2021 New Year’s Message by Victor Bjoerk
Victor Bjoerk
2021 has arrived, and it’s time for my yearly New Year’s message!
Since we all know how the world has been affected this year, there’s no point in mentioning the virus, but quite a few things happened for me.
At the beginning of this year and spring I was living in San Francisco and working on aging at BioAge. However, BioAge had to temporarily shut down because of COVID, but this wasn’t a big deal for me since I was able to transfer to Ichor Therapeutics in Syracuse, New York, which remained operational. So I got to work at two awesome leading biotech companies in the Longevity field, where I gained a lot of specific know-how which I am very grateful for!
I returned to Europe a few weeks ago, and shortly I’ll have some more exciting things to announce that I will be working on!
So yes, a lot of lemons were handed out this year worldwide, but I felt I did a decent job at making lemonade out of them. I’m a very positive person with a grand vision of wiping out all age-related disease within the next few decades, so that everybody can live as long as they want in a 25-year old body.
Some do not have that approach, they think “Longevity” means some slight health improvement by diet/exercise. Others study some aspect of aging because they want a PhD and some academic credentials (using aging as an excuse to refer to for that); however, this causes a generalized lack of a big-picture perspective for what’s going to work.
That is not me. I robustly and consistently keep up the interest until the mission is fully accomplished. In my personal roadmap I’ve developed for impacting aging, I emphasize the transdisciplinary scientific fields that are going to produce good outcomes (that may be hidden as, e.g.,“proteomics” rather than explicitly stated as “anti-aging”).
I also put an equal weight on the “business aspect” here, since your impact won’t be that big without the correct biotech business know-how, especially as AI and robotics wipe out the lab workers. Drug development and clinical trials are complex fields with 15-20 years from initial discovery to approved product. In addition, raising capital and advocacy to the public are as important as knowing the basic biology itself.
A lot of things in history have also been grotesquely mismanaged and squandered because of predictable human error, not because of the intrinsic difficulty of the science itself. There are a lot of golden nuggets laying around the labs in the world right now, and lots of resources and techniques are at our fingertips, but how will they be combined and implemented into an individual in order to cure them from aging? And how will this cocktail of interventions that forms the ultimate cure of aging be implemented across the world just like the efforts currently underway with the COVID vaccine?
A lot of setbacks are reversible and temporary, such as a lack of money and success or whatever people feel this year has caused them; aging is profoundly more serious.
During the year I read, as usual, many hundreds of scientific papers to keep up with the aging field, and also I have several publications I’ve produced, coming out now during 2021 (unfortunately peer-review takes time). I participated in many aging conferences, including one in Curacao, which meant a week of swimming in the tropics (how enjoyable!).
So yes, I felt I did many things well despite the challenges. Of course, things could always have been done better in retrospect, but that’s what one always says.

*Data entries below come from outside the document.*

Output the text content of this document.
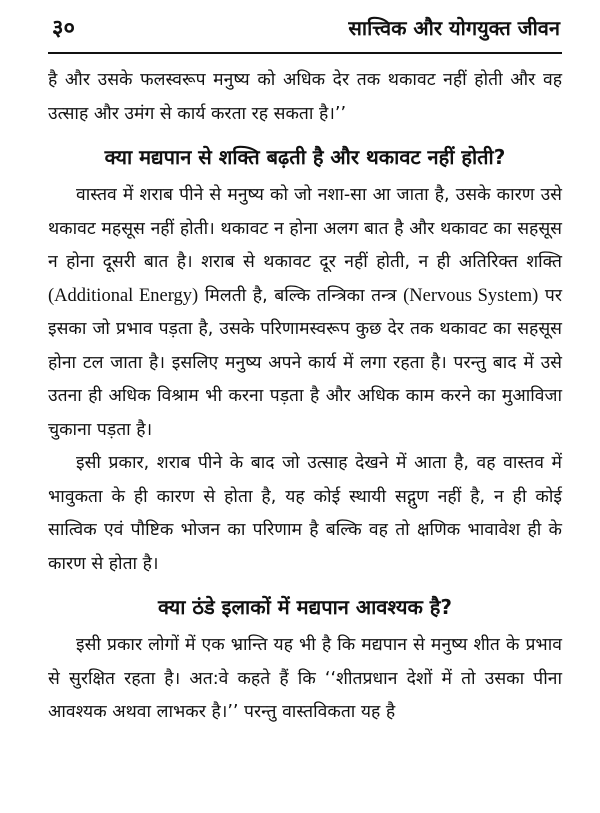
३०	सात्त्विक और योगयुक्त जीवन

है और उसके फलस्वरूप मनुष्य को अधिक देर तक थकावट नहीं होती और वह उत्साह और उमंग से कार्य करता रह सकता है।’’

क्या मद्यपान से शक्ति बढ़ती है और थकावट नहीं होती?

वास्तव में शराब पीने से मनुष्य को जो नशा-सा आ जाता है, उसके कारण उसे थकावट महसूस नहीं होती। थकावट न होना अलग बात है और थकावट का सहसूस न होना दूसरी बात है। शराब से थकावट दूर नहीं होती, न ही अतिरिक्त शक्ति (Additional Energy) मिलती है, बल्कि तन्त्रिका तन्त्र (Nervous System) पर इसका जो प्रभाव पड़ता है, उसके परिणामस्वरूप कुछ देर तक थकावट का सहसूस होना टल जाता है। इसलिए मनुष्य अपने कार्य में लगा रहता है। परन्तु बाद में उसे उतना ही अधिक विश्राम भी करना पड़ता है और अधिक काम करने का मुआविजा चुकाना पड़ता है।

इसी प्रकार, शराब पीने के बाद जो उत्साह देखने में आता है, वह वास्तव में भावुकता के ही कारण से होता है, यह कोई स्थायी सद्गुण नहीं है, न ही कोई सात्विक एवं पौष्टिक भोजन का परिणाम है बल्कि वह तो क्षणिक भावावेश ही के कारण से होता है।

क्या ठंडे इलाकों में मद्यपान आवश्यक है?

इसी प्रकार लोगों में एक भ्रान्ति यह भी है कि मद्यपान से मनुष्य शीत के प्रभाव से सुरक्षित रहता है। अत:वे कहते हैं कि ‘‘शीतप्रधान देशों में तो उसका पीना आवश्यक अथवा लाभकर है।’’ परन्तु वास्तविकता यह है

My New Year’s celebration this year isn’t very special because of all restrictions, but I wish you all a happy new year!
I have some typical New Year’s resolutions like getting fitter (but not motivating with all gyms and pools being closed, so some coaching is required), and of course continuing with the aging mission. So I’ll leave the question now to the reader: What have you done this year, and what good do you feel you can do for next year?
Victor Bjoerk has worked for the Gerontology Research Group, the Longevity Reporter, the Fraunhofer-Institut für Zelltherapie und Immunologie, BioAge, and Ichor Therapeutics. He has promoted awareness throughout Europe of emerging biomedical research and the efforts to reverse biological aging. In his honor the U.S. Transhumanist Party organized the Victor Run 2020 Virtual Race on June 5-7, 2020.